Former U.S. Surgeon General C. Everett Koop’s put the hepatitis C threat this way in 1998:
“We stand at the precipice of a grave threat to our public health...It affects people from all walks of life, in every state, in every country. And unless we do something about it soon, it will kill more people than AIDS”
Could it be that bad? In a word, yes. More than 3 million people are infected with the hepatitis C virus (HCV) in the U.S. alone — that’s four times the number of HIV patients — and 170 million are infected with the virus worldwide.
Over time, chronic HCV infection can lead to serious liver damage, liver cancer, and early death. Most people are unaware of their infection. It can silently destroy the liver for 20 years or more without being diagnosed. The rate of HCV transmission hit its peak in the United States in the late 1980s.
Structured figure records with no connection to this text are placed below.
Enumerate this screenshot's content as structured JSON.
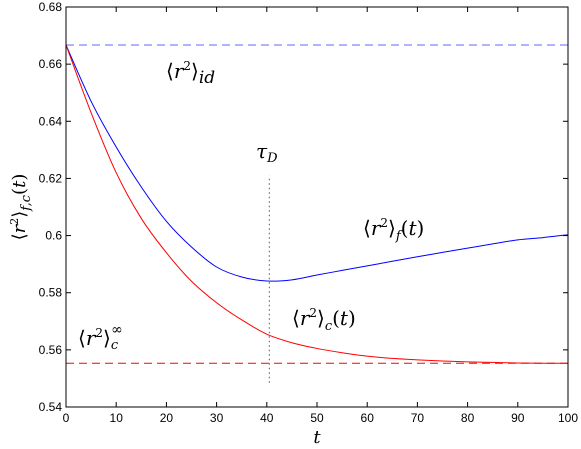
{
  "chart_data": {
    "type": "line",
    "xlabel": "t",
    "ylabel": "⟨r²⟩f,c(t)",
    "xlim": [
      0,
      100
    ],
    "ylim": [
      0.54,
      0.68
    ],
    "x_ticks": [
      "0",
      "10",
      "20",
      "30",
      "40",
      "50",
      "60",
      "70",
      "80",
      "90",
      "100"
    ],
    "y_ticks": [
      "0.54",
      "0.56",
      "0.58",
      "0.6",
      "0.62",
      "0.64",
      "0.66",
      "0.68"
    ],
    "grid": false,
    "legend": "none",
    "series": [
      {
        "name": "⟨r²⟩f(t)",
        "color": "#0000ff",
        "style": "solid",
        "x": [
          0,
          5,
          10,
          15,
          20,
          25,
          30,
          35,
          40,
          45,
          50,
          55,
          60,
          65,
          70,
          75,
          80,
          85,
          90,
          95,
          100
        ],
        "y": [
          0.6667,
          0.647,
          0.631,
          0.617,
          0.605,
          0.596,
          0.589,
          0.5855,
          0.5841,
          0.5845,
          0.5862,
          0.5878,
          0.5894,
          0.591,
          0.5926,
          0.5941,
          0.5956,
          0.5971,
          0.5985,
          0.5993,
          0.6003
        ]
      },
      {
        "name": "⟨r²⟩c(t)",
        "color": "#ff0000",
        "style": "solid",
        "x": [
          0,
          5,
          10,
          15,
          20,
          25,
          30,
          35,
          40,
          45,
          50,
          55,
          60,
          65,
          70,
          75,
          80,
          85,
          90,
          95,
          100
        ],
        "y": [
          0.6667,
          0.643,
          0.622,
          0.606,
          0.594,
          0.584,
          0.5765,
          0.5705,
          0.5655,
          0.5625,
          0.5605,
          0.559,
          0.5578,
          0.557,
          0.5565,
          0.5561,
          0.5558,
          0.5556,
          0.5554,
          0.5553,
          0.5553
        ]
      }
    ],
    "reference_lines": [
      {
        "name": "⟨r²⟩id",
        "orientation": "horizontal",
        "value": 0.6667,
        "color": "#6666ff",
        "style": "dashed"
      },
      {
        "name": "⟨r²⟩c∞",
        "orientation": "horizontal",
        "value": 0.5553,
        "color": "#ff0000",
        "style": "dashed"
      },
      {
        "name": "τD",
        "orientation": "vertical",
        "value": 40.5,
        "range": [
          0.5485,
          0.621
        ],
        "color": "#555555",
        "style": "dotted"
      }
    ],
    "annotations": [
      {
        "label": "⟨r²⟩id",
        "x": 21,
        "y": 0.6575
      },
      {
        "label": "τD",
        "x": 40.5,
        "y": 0.6265
      },
      {
        "label": "⟨r²⟩f(t)",
        "x": 73,
        "y": 0.6025
      },
      {
        "label": "⟨r²⟩c(t)",
        "x": 54,
        "y": 0.5735
      },
      {
        "label": "⟨r²⟩c∞",
        "x": 5,
        "y": 0.5595
      }
    ]
  }
}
New findings from long-term studies in untreated or treatment-failure patients spotlight the insidious, destructive power of the virus in patients over time. Among 214 patients with genotype 1 HCV (the most common in the US, Europe and Japan) followed for 17 years who never cleared the virus, more than half developed liver failure, 32% developed liver cancer, and 35% died. Similarly, for a large cohort of HCV patients infected with HCV in their 20s, the probability of a patient having to undergo liver transplant and/or dying by 60 years of age was found to be 40%.
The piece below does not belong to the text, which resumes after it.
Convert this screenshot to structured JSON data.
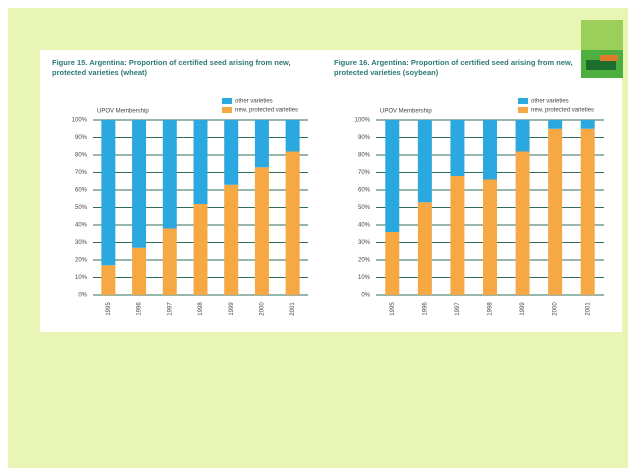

HCV is poised to come crashing down on healthcare systems around the world — and the potential costs are staggering. Consider the impact in the U.S. alone: the liver transplant wait list has tripled in size since 1991, with advancing HCV disease a major reason. An estimated forty percent of liver transplants conducted in the U.S. are due to hepatitis C. While the incidence of almost all major cancers in the U.S. has declined over the past 15 years, one major tumor type — liver cancer — has increased in both men and women over the past 5 years, likely due to more patients with advancing hepatitis C disease.
HCV is a chronic disease. But unlike viruses such as HIV, hepatitis B and herpes, it is possible to completely rid the body of the HCV virus because it never integrates itself in the DNA of the cell. The goal of HCV treatment is to the clear the virus from the bloodstream: patients in whom HCV cannot be detected 6 months after completing treatment are said to have a sustained viral response—“SVR”—and many clinicians believe that such patients are effectively cured of their viral infection. What the scientific and medical communities — and HCV patients — now seek is to cure more people in shorter timeframes, with more tolerable therapies. Thanks to great strides in HCV research, that goal may now be within reach.
Since the HCV virus was definitively identified in 1989, major advances in understanding its biology and mechanism of replication has led to multiple drug candidates. It is not known precisely how the current standard treatment, a combination of pegylated interferon and ribavirin, works, but it’s thought to be by stimulating the immune system without directly targeting the virus. In the past few years however, a number of novel, specifically target antiviral therapies for hepatitis C (STAT-Cs) have entered clinical trials, including HCV protease inhibitors from Schering-Plough (boceprevir; SCH 503034) and Vertex (telaprevir; VX-950), and HCV polymerase inhibitors from Roche Laboratories (R1626). The hope of investigational compounds such as these is to potentially increase the number of genotype 1 patients who can be successfully cleared of virus.
Whether devising new strategies to optimize the effectiveness of existing drug combinations, or evaluating investigational STAT-C agents in clinical trials, clinical researchers are pioneering new thinking in HCV that challenges longstanding treatment paradigms and provides new hope for hepatitis C patients.